Weird neighbors make life more challenging. That’s a well-established principle here on Earth, but it turns out to apply in deep space as well, according to new research by a team including Rory Barnes, a postdoctoral astronomy and astrobiology researcher at the UW.
Scientists searching for planets outside the solar system that could support life typically look for rocky orbs in the so-called “Goldilocks zone”—a narrow band not too close and not too far from the star they orbit, where temperatures are friendly to life and water exists in liquid form.
The new research, presented at the American Astronomical Society meeting in May, shows that “the habitable zone is very complicated,” Barnes says. That’s because many planets in other solar systems have highly elliptical, or “eccentric,” orbits—unlike planetary orbits in our own solar system, which are roughly circular.
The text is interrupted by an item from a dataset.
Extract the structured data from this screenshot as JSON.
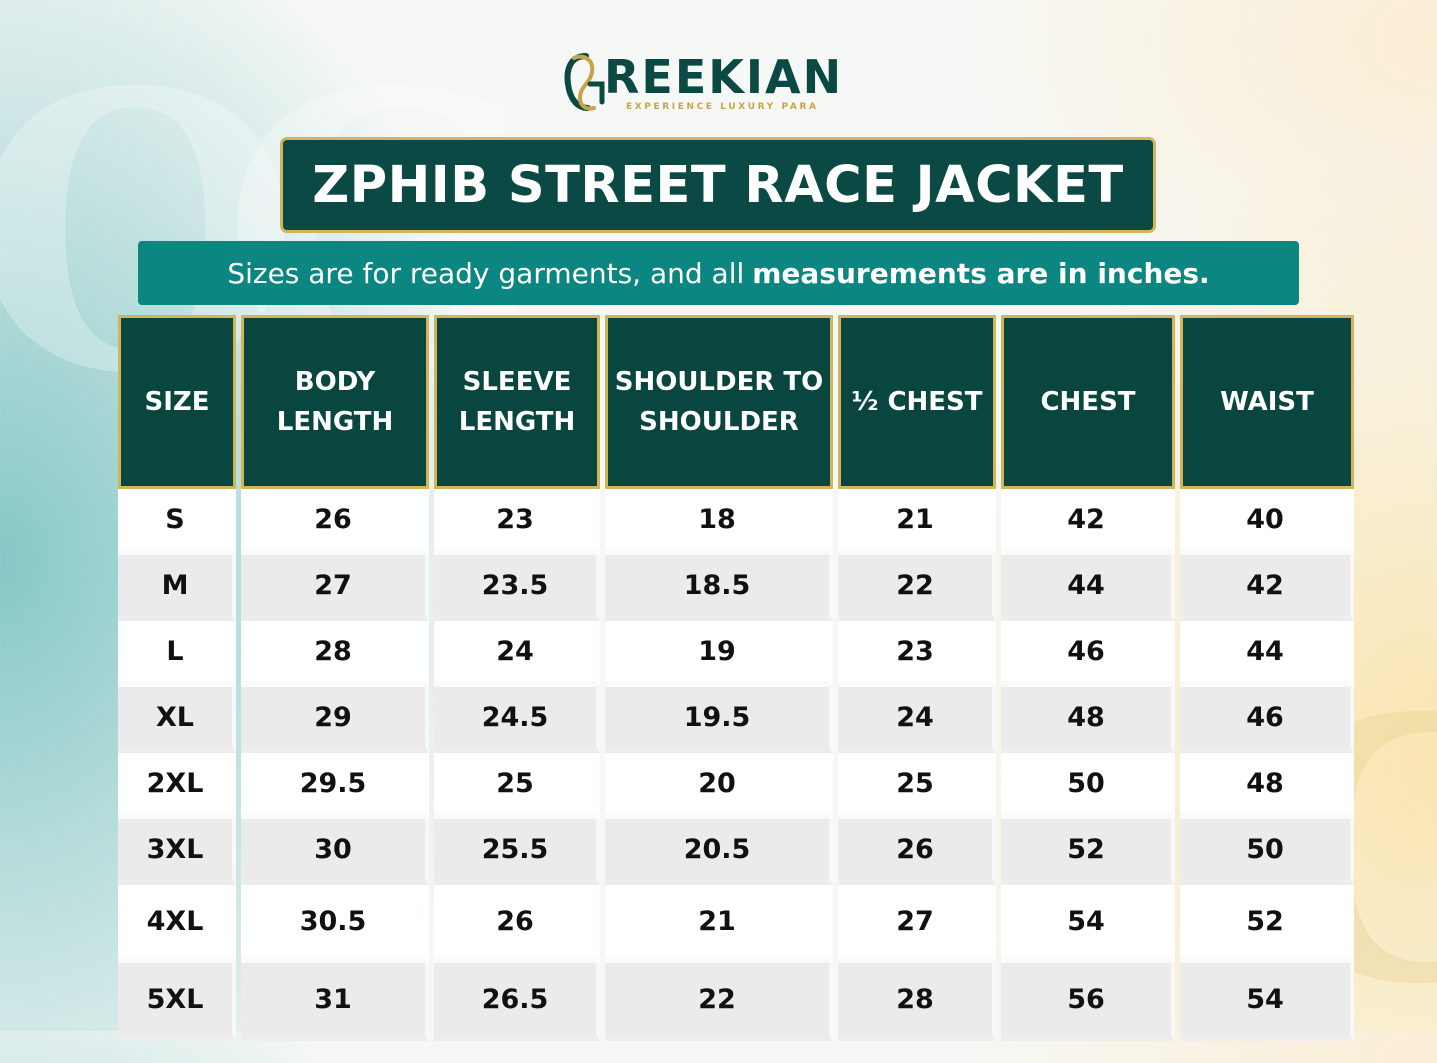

The research team used computer modeling to show that the gravitational pull of a large, Jupiter-sized planet with an elliptical orbit can tug a smaller nearby planet in and out of the habitable zone. Planets buffeted by giant neighbors could go through rapid and repeated cycles of glaciation; that is, seas could freeze over and defrost within the course of 1,000 years or so. Day length would fluctuate, and average yearly temperatures could change quickly.
Could life exist under such conditions? Perhaps, but life forms adapted to these extreme and rapidly changing environments could be very different from life on Earth. So maybe weird neighbors make life more … weird.